Finance (No.2) Bill 2013

Capital tax

Niall Glynn, Partner, Deloitte

Individuals can breathe a sigh of relief that there has been no increase in Capital Gains Tax or Capital Acquisitions Tax – which had been a recurring trend since the 2008 Finance Act.

On a positive note, a number of CGT reliefs have been introduced or extended, including an incentive for entrepreneurs to reinvest in new business ventures. The extension of the seven year CGT relief for properties will continue to assist the national deleveraging process by promoting property investment.

The move to incentivise entrepreneurs to invest in trading activities is a welcome development.
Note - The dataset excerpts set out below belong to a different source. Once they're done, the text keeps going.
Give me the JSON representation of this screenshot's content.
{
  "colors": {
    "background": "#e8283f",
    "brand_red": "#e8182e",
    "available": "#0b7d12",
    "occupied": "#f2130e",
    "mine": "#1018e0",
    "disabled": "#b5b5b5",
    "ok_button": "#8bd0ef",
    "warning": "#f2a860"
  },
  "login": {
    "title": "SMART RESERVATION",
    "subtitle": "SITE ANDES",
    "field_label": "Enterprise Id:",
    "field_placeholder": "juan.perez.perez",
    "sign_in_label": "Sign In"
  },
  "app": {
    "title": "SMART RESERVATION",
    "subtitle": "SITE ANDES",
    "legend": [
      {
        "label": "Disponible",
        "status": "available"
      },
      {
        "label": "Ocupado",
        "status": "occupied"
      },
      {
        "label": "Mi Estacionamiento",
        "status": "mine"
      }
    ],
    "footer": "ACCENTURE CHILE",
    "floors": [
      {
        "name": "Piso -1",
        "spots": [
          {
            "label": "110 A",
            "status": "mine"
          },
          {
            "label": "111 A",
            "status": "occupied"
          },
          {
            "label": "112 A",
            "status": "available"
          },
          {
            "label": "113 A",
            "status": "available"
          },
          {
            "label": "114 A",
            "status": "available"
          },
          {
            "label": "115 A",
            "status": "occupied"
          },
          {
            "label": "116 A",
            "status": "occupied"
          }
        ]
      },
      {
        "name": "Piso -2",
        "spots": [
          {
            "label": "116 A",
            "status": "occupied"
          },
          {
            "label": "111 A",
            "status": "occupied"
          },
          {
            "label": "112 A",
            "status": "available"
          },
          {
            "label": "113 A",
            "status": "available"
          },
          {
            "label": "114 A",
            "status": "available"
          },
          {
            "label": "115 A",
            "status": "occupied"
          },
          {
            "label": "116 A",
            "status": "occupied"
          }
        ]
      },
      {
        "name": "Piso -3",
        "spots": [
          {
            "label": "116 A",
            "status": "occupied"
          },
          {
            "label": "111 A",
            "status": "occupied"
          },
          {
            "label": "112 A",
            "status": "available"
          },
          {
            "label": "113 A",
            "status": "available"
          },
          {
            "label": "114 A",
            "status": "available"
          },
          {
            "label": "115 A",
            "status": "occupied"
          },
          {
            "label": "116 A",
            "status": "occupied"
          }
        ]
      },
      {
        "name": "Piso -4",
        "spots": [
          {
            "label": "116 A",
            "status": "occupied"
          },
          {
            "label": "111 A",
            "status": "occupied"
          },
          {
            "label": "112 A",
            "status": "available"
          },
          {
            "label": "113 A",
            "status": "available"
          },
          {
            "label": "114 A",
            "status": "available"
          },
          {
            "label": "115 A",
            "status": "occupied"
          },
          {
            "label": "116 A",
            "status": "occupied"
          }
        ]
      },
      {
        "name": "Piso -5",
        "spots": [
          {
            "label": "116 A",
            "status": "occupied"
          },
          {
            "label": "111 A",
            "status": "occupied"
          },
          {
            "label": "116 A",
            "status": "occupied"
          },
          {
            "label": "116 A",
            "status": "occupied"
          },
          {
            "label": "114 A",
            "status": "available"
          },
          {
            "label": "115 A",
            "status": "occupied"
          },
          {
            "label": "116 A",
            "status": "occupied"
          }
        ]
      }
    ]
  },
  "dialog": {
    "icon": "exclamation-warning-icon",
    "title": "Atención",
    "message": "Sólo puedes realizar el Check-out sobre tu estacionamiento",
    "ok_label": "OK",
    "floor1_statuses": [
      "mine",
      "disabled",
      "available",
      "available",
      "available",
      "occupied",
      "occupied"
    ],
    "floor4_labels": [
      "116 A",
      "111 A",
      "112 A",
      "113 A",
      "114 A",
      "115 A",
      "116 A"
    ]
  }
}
However, its focus clearly benefits those who have already disposed of assets as opposed to those establishing their first enterprise. Given the relative performance of certain asset classes over the last number of years and with some investors having capital losses carried forward, in practice, the relief may have limited application.

As is well publicised, there is a 10% rate of CGT for entrepreneurs in the UK. An alternative measure of a similar nature may have had broader application here in Ireland, in particular in encouraging first timers in an entrepreneurial endeavor.

Prospective investors will have to consider the relative benefits of the reinvestment credit and the seven year CGT exemption for investing in property. The right decision will be very much down to each individual but we would question whether the right balance has been struck between encouraging entrepreneurship versus making a passive property investment.

On a separate capital taxes note, it is welcomed that the Minister has not gone for a further short term gain by increasing the rates of CGT or CAT to the detriment of the longer term survival of family businesses. The fact that there has been no curtailment of reliefs is also positive.

The stamp duty exemption for companies that choose to list on the Enterprise Securities Market is of assistance in reducing their equity funding costs and also compares favourably with the 0% stamp duty rate applying on London’s AIM.